I've taken the time to write this because I keep seeing programs
written that cause integration problems due to design flaws. I've
seen this from companies small and large, commercial and
opensource. In each case, the programmers were attempting to get something working,
and were somewhat successful. But in each case, there was one or
more design flaw that caused issues for those who attempted to use
those products with existing directory servers.
The
RIGHT way:
The right way is to integrate the application with direct LDAP support
for authentication. In this way, the LDAP server does the
authentication through a standard set of steps that always work, regardless of the
brand or version of LDAP server, the encryption technology used,
directory tree structure, or any other criteria.
It's a straightforward process if you do it right; a simple 6 step
process:
- Get login (or email) and password from user.
- Bind to the LDAP server anonymously (or using a service account
if anonymous binds are disabled)
- Search the directory using an appropriate filter to identify the
record for the specific login name provided.
- If one and only one entry is returned, that is the entry you want
- get the DN of the entry. (If zero, or more than one entries are
returned, return "no such user")
- Re-bind to the LDAP directory using the DN returned in step 4 and
the password from step 1
- If the LDAP server allows the bind, the login is
successful. Otherwise, return "invalid password".
That's it. It will work with any LDAP server out there, every
time.
A sample Perl program using the steps above is free for download and
use: ldap_auth_user
Various
wrong ways:
Each of the following approaches will
work in limited circumstances, but each is flawed. I'll review
them
here to cover the design limitations of each.
Automatic determination of user's DN
This approach is
similar to the "right" way in that the application passes the request
to the back end LDAP server. In this regard, it is good.

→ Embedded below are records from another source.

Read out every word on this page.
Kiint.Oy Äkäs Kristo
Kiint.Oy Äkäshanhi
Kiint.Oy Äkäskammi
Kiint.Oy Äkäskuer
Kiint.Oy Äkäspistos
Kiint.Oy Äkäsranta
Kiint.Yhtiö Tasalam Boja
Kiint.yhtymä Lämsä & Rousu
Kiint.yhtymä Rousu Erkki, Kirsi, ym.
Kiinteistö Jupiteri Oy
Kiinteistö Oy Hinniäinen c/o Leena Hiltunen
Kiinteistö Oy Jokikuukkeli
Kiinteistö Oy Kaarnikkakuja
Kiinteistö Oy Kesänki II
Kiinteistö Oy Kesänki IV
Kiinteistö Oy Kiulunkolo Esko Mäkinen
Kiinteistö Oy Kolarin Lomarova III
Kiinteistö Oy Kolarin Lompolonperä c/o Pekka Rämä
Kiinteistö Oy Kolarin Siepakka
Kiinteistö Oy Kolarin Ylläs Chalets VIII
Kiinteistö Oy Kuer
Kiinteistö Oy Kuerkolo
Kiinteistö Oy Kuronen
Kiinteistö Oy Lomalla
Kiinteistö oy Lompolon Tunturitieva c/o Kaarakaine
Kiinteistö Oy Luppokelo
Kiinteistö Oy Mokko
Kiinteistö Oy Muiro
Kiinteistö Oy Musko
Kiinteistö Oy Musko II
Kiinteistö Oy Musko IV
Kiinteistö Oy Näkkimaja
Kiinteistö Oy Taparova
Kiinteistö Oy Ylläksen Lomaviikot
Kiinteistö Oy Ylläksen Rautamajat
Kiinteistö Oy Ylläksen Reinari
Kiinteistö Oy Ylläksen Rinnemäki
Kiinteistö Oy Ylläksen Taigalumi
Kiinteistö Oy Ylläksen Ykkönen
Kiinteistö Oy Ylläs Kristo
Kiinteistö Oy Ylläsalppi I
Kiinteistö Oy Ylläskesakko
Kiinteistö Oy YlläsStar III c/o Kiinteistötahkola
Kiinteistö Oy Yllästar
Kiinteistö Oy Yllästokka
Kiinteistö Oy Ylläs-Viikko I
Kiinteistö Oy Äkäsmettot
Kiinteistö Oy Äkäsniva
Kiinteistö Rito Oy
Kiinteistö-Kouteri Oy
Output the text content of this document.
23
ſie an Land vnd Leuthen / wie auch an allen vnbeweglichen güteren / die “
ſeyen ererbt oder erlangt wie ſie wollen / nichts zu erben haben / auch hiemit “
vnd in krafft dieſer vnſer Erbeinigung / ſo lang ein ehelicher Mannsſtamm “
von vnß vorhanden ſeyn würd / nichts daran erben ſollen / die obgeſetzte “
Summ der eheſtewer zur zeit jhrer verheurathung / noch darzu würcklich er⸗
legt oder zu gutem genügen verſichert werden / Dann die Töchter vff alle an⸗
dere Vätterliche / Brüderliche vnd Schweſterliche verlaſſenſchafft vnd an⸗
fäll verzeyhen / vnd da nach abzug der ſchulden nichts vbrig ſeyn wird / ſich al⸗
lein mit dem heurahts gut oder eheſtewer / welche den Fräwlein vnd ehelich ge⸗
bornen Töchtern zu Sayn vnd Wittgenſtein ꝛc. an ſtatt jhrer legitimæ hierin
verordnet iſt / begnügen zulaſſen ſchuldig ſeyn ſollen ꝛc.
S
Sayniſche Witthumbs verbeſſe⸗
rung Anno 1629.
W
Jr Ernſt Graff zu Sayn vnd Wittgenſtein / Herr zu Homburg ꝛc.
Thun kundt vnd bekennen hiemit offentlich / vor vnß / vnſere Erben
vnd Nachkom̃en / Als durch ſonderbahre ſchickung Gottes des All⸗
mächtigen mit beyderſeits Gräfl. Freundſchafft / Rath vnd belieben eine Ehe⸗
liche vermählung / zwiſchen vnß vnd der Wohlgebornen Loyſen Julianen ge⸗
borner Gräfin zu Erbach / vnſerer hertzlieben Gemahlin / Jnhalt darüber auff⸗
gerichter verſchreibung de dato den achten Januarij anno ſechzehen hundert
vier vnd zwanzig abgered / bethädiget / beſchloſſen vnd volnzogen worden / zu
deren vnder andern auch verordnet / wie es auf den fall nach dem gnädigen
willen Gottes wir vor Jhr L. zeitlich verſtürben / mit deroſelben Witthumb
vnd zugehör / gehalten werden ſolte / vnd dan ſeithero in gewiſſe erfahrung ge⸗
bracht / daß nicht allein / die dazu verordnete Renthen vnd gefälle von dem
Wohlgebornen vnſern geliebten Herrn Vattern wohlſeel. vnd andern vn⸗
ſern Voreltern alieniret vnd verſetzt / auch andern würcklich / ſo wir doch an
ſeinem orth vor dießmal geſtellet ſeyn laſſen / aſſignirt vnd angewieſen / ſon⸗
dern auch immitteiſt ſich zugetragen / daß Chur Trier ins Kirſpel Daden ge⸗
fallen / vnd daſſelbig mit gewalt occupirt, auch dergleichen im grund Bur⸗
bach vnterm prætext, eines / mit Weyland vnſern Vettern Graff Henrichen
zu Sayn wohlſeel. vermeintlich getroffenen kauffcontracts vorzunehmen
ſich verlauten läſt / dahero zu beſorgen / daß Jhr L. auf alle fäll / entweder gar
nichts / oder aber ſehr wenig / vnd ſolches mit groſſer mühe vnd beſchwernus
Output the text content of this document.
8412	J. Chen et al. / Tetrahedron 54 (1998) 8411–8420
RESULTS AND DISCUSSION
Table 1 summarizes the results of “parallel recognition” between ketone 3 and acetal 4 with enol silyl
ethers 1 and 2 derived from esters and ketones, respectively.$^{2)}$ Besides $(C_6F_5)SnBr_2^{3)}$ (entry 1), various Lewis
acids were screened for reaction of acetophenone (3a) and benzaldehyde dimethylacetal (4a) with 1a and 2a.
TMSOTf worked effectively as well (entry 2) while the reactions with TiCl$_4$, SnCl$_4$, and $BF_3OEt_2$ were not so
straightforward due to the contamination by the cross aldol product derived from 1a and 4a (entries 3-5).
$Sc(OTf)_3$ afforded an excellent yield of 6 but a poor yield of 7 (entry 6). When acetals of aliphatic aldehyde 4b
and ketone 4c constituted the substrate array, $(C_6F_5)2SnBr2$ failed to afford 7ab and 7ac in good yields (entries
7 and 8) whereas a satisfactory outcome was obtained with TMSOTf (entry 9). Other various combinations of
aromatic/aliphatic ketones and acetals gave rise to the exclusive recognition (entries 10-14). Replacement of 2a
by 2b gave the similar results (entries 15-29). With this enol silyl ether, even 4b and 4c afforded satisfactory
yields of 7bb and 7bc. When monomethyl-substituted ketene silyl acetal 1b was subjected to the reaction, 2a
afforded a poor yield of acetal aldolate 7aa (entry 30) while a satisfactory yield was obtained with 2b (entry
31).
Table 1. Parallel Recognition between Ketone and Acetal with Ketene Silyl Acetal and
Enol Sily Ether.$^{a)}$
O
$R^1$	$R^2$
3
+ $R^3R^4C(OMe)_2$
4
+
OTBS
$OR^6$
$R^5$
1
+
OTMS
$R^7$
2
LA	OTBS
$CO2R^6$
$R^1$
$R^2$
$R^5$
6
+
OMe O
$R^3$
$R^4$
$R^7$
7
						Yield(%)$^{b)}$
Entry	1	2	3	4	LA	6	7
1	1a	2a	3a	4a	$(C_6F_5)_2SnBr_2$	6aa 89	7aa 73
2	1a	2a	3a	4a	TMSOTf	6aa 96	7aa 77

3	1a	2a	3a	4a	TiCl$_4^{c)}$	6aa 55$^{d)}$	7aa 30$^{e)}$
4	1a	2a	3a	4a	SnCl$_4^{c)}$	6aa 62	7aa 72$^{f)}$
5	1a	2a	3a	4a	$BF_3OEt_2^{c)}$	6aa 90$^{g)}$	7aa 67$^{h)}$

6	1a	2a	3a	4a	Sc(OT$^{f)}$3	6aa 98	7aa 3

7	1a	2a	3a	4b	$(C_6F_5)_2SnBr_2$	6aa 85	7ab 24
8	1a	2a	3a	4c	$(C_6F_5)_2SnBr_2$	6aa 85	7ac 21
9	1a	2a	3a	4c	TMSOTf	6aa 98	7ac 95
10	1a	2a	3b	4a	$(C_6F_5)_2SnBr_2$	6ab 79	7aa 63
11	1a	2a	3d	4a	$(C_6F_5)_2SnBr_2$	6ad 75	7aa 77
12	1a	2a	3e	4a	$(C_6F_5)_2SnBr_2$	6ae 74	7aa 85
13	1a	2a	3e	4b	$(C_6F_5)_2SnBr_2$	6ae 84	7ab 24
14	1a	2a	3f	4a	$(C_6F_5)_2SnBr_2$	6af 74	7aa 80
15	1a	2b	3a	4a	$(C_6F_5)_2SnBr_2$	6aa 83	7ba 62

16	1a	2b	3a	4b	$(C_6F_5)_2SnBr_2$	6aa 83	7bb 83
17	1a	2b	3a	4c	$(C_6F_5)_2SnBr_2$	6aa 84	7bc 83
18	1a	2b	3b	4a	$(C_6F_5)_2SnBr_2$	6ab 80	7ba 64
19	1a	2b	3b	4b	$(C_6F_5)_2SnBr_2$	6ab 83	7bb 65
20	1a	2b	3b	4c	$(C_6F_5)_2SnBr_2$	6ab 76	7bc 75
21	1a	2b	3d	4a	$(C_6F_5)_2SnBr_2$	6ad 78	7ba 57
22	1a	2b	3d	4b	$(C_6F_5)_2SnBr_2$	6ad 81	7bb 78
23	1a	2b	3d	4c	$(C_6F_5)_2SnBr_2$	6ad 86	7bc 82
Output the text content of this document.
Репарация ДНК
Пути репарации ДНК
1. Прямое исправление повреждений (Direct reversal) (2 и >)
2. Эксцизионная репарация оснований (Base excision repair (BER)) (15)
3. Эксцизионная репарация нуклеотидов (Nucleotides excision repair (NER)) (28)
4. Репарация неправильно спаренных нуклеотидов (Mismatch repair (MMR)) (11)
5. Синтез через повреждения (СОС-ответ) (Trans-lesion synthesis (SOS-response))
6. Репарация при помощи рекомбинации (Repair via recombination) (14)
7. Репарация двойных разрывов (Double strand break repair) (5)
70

But this approach attempts to programmatically determine each user's DN
so as to skip steps 2-4 above. This is where the flaw lies,
in that it ties the authentication of a particular user to their
directory tree and to their RDN construction. Such an
implementation will break if one is using a directory tree other than
the one envisioned by the programmer -- a sign of poor integration
design.
Synchronization of password from LDAP
into an application
Programs
with this design attempt to synchronize a user's password from the LDAP
directory into the application through some sort of periodic sync
process. There are several fundamental flaws with
this approach:
- It requires that passwords be stored in cleartext (a security
risk), or in some encryption scheme understood by both the LDAP server
and the application)
- It assumes that passwords can be read from the source
directory. Most directory servers do not allow read access to
user passwords by default. And many LDAP servers do not allow
configuration for read access at all.